Lesson: rather employ fewer, but more skilled individuals. This will make your business strong and lean.
* Effective financial control: Having ineffective financial control is like driving a car with a blindfold on. Yes, you might move forward for a while, but sooner or later you’re going to crash. Initially I hired friends with accounting degrees or bookkeepers. They weren't well-informed on tax structures and effective financial control. This resulted in money being put into projects that were doomed to fail.
Lesson: Employ a highly-skilled, well-established financial controller. No matter how expensive they may seem, they will give your business security and direction. After yourself, your accountant should be the next hired.
* Celebrating a deal prior to the paperwork being signed: “A verbal deal isn’t worth the paper it is written on.” These words echo in my head as disappointments follow you throughout your career. We all know the story – the meeting that finally results in your client saying YES; you allocate resources, time and a celebration to the new project only to find out your client didn’t have the jurisdiction or funds have run dry. Despite being an exceptionally optimistic person, life has taught me to celebrate only the signed deals!
Lesson: Push for the signature or purchase order. Don’t settle for an email confirmation or the classic “please go ahead” as these are the pitfalls we in sales fall for over and over again. Have the contract ready so when the client says yes, they sign something straight away to get you going.

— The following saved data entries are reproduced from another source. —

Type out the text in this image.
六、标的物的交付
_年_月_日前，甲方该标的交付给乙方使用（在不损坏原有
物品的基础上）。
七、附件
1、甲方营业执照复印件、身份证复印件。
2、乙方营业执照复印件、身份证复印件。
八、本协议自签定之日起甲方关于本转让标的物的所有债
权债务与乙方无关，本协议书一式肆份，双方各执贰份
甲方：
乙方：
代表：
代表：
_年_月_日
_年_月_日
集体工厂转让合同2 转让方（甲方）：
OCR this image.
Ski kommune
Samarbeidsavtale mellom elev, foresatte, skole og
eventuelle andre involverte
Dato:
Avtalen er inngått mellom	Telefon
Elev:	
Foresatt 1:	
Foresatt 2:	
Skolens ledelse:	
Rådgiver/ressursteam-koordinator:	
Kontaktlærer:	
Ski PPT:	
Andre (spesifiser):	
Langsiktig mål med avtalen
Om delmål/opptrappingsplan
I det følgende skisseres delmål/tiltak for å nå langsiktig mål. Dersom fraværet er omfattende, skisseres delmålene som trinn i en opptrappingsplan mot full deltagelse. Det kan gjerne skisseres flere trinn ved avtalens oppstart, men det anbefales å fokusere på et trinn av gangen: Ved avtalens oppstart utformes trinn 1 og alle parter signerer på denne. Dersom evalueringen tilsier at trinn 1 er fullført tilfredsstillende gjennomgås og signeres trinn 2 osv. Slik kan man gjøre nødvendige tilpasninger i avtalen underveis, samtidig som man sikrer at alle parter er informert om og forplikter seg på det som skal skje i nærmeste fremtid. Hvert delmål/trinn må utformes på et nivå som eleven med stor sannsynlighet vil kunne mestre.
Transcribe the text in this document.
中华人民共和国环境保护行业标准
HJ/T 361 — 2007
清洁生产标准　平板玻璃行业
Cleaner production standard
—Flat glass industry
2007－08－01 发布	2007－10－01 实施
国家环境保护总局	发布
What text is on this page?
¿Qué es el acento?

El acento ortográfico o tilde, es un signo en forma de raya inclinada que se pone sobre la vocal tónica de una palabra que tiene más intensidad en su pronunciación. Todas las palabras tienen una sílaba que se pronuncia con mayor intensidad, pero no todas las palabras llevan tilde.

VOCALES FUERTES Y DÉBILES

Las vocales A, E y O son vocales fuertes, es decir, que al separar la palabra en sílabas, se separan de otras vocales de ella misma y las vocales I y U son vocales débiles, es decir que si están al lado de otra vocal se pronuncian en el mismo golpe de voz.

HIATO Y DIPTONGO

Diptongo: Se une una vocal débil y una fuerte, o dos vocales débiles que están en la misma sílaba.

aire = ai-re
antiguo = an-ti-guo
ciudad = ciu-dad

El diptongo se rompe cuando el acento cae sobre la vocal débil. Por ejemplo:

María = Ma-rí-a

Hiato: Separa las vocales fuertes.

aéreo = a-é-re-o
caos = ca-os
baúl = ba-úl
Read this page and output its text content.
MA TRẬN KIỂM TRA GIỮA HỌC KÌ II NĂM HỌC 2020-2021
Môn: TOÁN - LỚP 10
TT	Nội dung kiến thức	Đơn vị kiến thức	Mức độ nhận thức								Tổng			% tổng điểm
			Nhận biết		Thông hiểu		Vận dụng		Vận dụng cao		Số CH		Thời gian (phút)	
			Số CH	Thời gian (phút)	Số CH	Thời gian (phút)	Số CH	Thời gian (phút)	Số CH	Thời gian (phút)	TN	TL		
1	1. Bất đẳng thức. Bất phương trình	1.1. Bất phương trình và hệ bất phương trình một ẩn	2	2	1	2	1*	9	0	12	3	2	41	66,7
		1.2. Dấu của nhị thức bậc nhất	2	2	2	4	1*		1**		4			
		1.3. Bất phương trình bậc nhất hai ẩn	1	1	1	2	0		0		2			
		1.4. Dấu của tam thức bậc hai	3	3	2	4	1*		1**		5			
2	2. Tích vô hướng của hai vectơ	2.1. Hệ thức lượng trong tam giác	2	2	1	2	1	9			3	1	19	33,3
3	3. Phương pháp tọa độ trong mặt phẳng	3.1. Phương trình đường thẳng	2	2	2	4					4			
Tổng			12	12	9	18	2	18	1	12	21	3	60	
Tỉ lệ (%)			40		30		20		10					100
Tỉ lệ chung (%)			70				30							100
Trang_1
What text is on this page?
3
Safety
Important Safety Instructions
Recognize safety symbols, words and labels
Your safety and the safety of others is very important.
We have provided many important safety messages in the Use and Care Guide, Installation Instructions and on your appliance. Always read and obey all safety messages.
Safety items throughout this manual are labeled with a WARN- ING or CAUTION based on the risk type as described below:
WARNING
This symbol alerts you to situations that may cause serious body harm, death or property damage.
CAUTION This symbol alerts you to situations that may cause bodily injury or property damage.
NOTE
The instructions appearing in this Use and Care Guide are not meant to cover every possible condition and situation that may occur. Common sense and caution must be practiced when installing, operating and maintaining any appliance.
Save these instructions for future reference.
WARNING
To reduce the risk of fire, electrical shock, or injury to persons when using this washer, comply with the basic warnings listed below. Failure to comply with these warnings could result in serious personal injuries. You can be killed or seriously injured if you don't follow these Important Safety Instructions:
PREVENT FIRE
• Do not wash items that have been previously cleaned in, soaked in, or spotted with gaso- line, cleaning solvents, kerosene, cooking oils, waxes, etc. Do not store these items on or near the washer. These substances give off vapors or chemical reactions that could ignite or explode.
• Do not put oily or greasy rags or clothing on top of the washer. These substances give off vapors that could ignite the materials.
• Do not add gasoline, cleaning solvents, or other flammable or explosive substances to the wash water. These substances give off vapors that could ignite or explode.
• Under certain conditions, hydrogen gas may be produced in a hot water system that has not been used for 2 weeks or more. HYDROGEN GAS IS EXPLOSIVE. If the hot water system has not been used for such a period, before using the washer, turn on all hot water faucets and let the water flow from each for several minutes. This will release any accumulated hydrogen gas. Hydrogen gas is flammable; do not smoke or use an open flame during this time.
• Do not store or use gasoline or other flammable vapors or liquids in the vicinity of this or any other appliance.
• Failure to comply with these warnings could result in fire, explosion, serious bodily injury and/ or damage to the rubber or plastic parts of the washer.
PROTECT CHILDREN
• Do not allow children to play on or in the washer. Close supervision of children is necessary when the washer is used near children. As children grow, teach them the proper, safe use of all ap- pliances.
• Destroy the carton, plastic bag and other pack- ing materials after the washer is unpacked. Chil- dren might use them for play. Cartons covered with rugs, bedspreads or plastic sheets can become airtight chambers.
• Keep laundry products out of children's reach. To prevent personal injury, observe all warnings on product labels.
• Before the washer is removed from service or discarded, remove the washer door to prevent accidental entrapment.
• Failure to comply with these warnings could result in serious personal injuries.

* Being too involved: Start-ups require you to be involved in all aspects of your business, but as your company grows you find yourself still doing the things your employees should be doing. By being too involved on every level, you’re no longer leading and you won’t have the time for vision, strategy and the bigger picture.
Lesson: Employ people who are leaders in their own right. This will allow you to rest assured knowing they are doing what’s required.
* Employing your clones: You don’t realise you’ve done it until someone points it out. As human beings, we’re comfortable around those who are similar to us. Gregarious people enjoy the company of other enthusiastic individuals. Accountants like others with logical and analytical personalities. No matter who you are, you tend to be impressed when hiring those whose traits you relate to. In my case I’m a hunter sales personality with weak administrative skills. Three months after opening we had a team of six others exactly like me, and not a contract, procedure or file in sight. Once the “clones” were pointed out, I diversified completely, targeting those who were as different from me as possible.
Lesson: Choose your non-negotiable requirements. For me these were loyalty and big dreamers, and I only employ people who share these traits, but they have every other skill I don’t. This will ensure a strong, adaptable business team.